# HMSK105-159913C Engine Key Switch



## mld627 (Nov 11, 2021)

Removed the shroud on my HMSK105-159913C engine on my Storm 10030 snow blower. Accidentally remove the key interlock switch. Putting it back together there is a wire / spade connector which I am not sure where to connect. What do I do with this wire?


----------



## Oneacer (Jan 3, 2011)

Most of those go from the key to the little live junction with the plastic connector just outside the flywheel cover. All it does is ground it when you pull the plastic key out , to keep young kids safe .... As anyone can stick something in there to operate it. ... Lol, anything not conductive of course.....


----------



## mld627 (Nov 11, 2021)

Thanks! So what happens if I don't hook it to anything? It looks like the wire was just coiled up and not hooked up to anything. I'm thinking this since when I removed the screws connecting the switch to the metal "shroud" it just fell out. Thinking maybe that the last time I had it serviced (I didn't do the service), the repair shop didn't know what to do with the wire either and just left it connected. (lousy service shop, which is why I am trying to do it myself this time - LOL!)


----------



## Oneacer (Jan 3, 2011)

That plastic key that is inserted is meant to release the ground tab on the key switch attached to the live system wire, which grounds the system, preventing it from starting. 
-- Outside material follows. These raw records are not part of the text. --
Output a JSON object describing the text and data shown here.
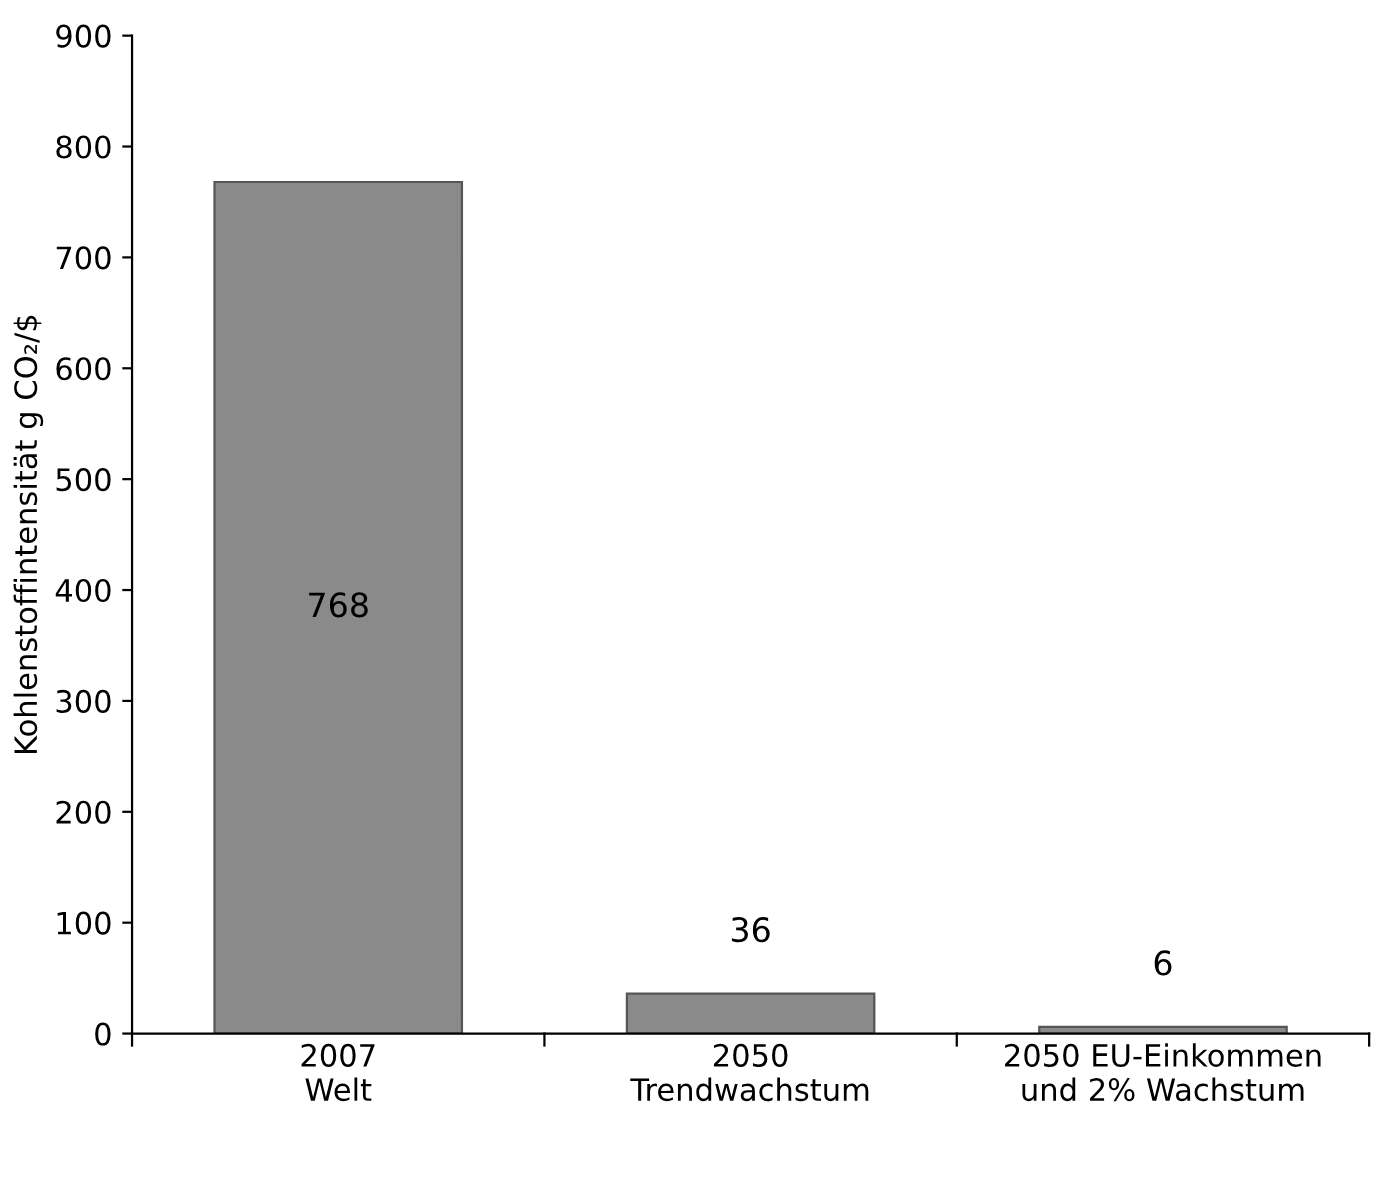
{
  "chart_data": {
    "type": "bar",
    "ylabel": "Kohlenstoffintensität g CO₂/$",
    "categories": [
      "2007\nWelt",
      "2050\nTrendwachstum",
      "2050 EU-Einkommen\nund 2% Wachstum"
    ],
    "values": [
      768,
      36,
      6
    ],
    "color": "#8a8a8a",
    "ylim": [
      0,
      900
    ],
    "yticks": [
      0,
      100,
      200,
      300,
      400,
      500,
      600,
      700,
      800,
      900
    ],
    "grid": false,
    "data_labels": true,
    "legend": false
  }
}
It is only a safety feature, and you can operate without it, as lowering the throttle to slow and then in the "off" position, grounds it the same way as well, thus stopping the engine. 

If your not going to use the key, either remove that wire from the tiny plastic junction, or at least cap the end so it does not ground out, and coil it up for later use if desired.


----------



## mld627 (Nov 11, 2021)

Thanks, again! This is confirming what I thought.


----------